The debate regarding the relationship and implications of the Neanderthal genome has just begun, but it is clear that the possibility for past genetic interaction between indigenous hominids is taken seriously. Resolving the issue of interbreeding between modern human and extinct Neanderthal lineages will hinge on intense examination of the archaeological evidence and gene sequence data.

Although Mac Tonnies noted the CTH is in principle subject to experimental confirmation, resolving this matter is far more problematic. One fundamental problem for investigators is that for all practical purposes concerning the collection of corroborating data, the CTH is in essence a downsized version of the extraterrestrial hypothesis (ETH) confined to planet Earth.
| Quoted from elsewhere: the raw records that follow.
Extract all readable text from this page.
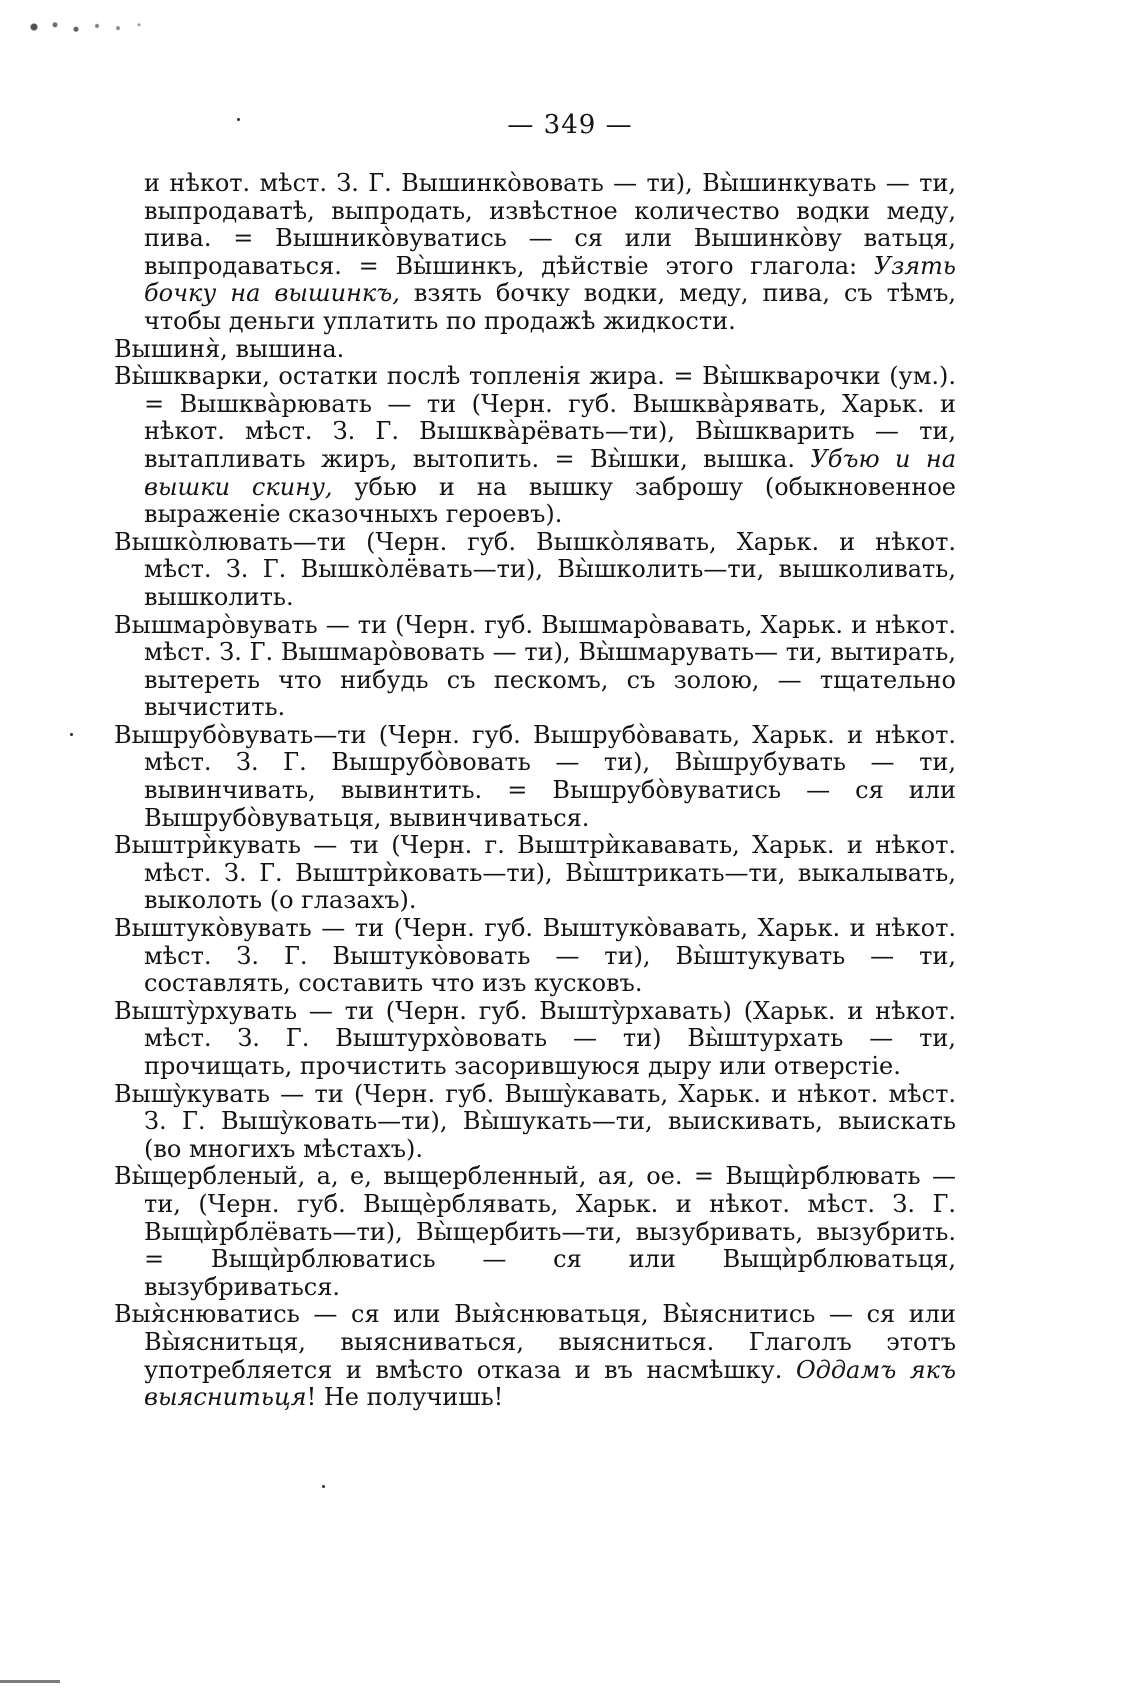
— 349 —

и нѣкот. мѣст. З. Г. Вышинкòвовать — ти), Вы̀шинкувать — ти, выпродаватѣ, выпродать, извѣстное количество водки меду, пива. = Вышникòвуватись — ся или Вышинкòву ватьця, выпродаваться. = Вы̀шинкъ, дѣйствіе этого глагола: Узять бочку на вышинкъ, взять бочку водки, меду, пива, съ тѣмъ, чтобы деньги уплатить по продажѣ жидкости.

Вышиня̀, вышина.

Вы̀шкварки, остатки послѣ топленія жира. = Вы̀шкварочки (ум.). = Вышква̀рювать — ти (Черн. губ. Вышква̀рявать, Харьк. и нѣкот. мѣст. З. Г. Вышква̀рёвать—ти), Вы̀шкварить — ти, вытапливать жиръ, вытопить. = Вы̀шки, вышка. Убъю и на вышки скину, убью и на вышку заброшу (обыкновенное выраженіе сказочныхъ героевъ).

Вышкòлювать—ти (Черн. губ. Вышкòлявать, Харьк. и нѣкот. мѣст. З. Г. Вышкòлёвать—ти), Вы̀школить—ти, вышколивать, вышколить.

Вышмарòвувать — ти (Черн. губ. Вышмарòвавать, Харьк. и нѣкот. мѣст. З. Г. Вышмарòвовать — ти), Вы̀шмарувать— ти, вытирать, вытереть что нибудь съ пескомъ, съ золою, — тщательно вычистить.

Вышрубòвувать—ти (Черн. губ. Вышрубòвавать, Харьк. и нѣкот. мѣст. З. Г. Вышрубòвовать — ти), Вы̀шрубувать — ти, вывинчивать, вывинтить. = Вышрубòвуватись — ся или Вышрубòвуватьця, вывинчиваться.

Выштрѝкувать — ти (Черн. г. Выштрѝкававать, Харьк. и нѣкот. мѣст. З. Г. Выштрѝковать—ти), Вы̀штрикать—ти, выкалывать, выколоть (о глазахъ).

Выштукòвувать — ти (Черн. губ. Выштукòвавать, Харьк. и нѣкот. мѣст. З. Г. Выштукòвовать — ти), Вы̀штукувать — ти, составлять, составить что изъ кусковъ.

Выштỳрхувать — ти (Черн. губ. Выштỳрхавать) (Харьк. и нѣкот. мѣст. З. Г. Выштурхòвовать — ти) Вы̀штурхать — ти, прочищать, прочистить засорившуюся дыру или отверстіе.

Вышỳкувать — ти (Черн. губ. Вышỳкавать, Харьк. и нѣкот. мѣст. З. Г. Вышỳковать—ти), Вы̀шукать—ти, выискивать, выискать (во многихъ мѣстахъ).

Вы̀щербленый, а, е, выщербленный, ая, ое. = Выщѝрблювать — ти, (Черн. губ. Выщѐрблявать, Харьк. и нѣкот. мѣст. З. Г. Выщѝрблёвать—ти), Вы̀щербить—ти, вызубривать, вызубрить. = Выщѝрблюватись — ся или Выщѝрблюватьця, вызубриваться.

Выя̀снюватись — ся или Выя̀снюватьця, Вы̀яснитись — ся или Вы̀яснитьця, выясниваться, выясниться. Глаголъ этотъ употребляется и вмѣсто отказа и въ насмѣшку. Оддамъ якъ выяснитьця! Не получишь!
Investigators attempting to confirm the CTH would be looking in places already well-searched, seeking basically the same sort of elusive definitive evidence ETH proponents have never managed to find.

Tonnies apparently recognized a line of pursuit that although not constituting a direct proof of the CTH, might provide enormously important data – a search for genetic evidence. He did not elaborate, but a direct proof of alien intervention is possible if someone (anyone) can produce a hybrid or transgenic entity, or some of their cells, for genetic sequence analysis. Given the large number of claims, perhaps investigators will seize the opportunity to obtain incontrovertible, objective data by subjecting samples to genetic analysis.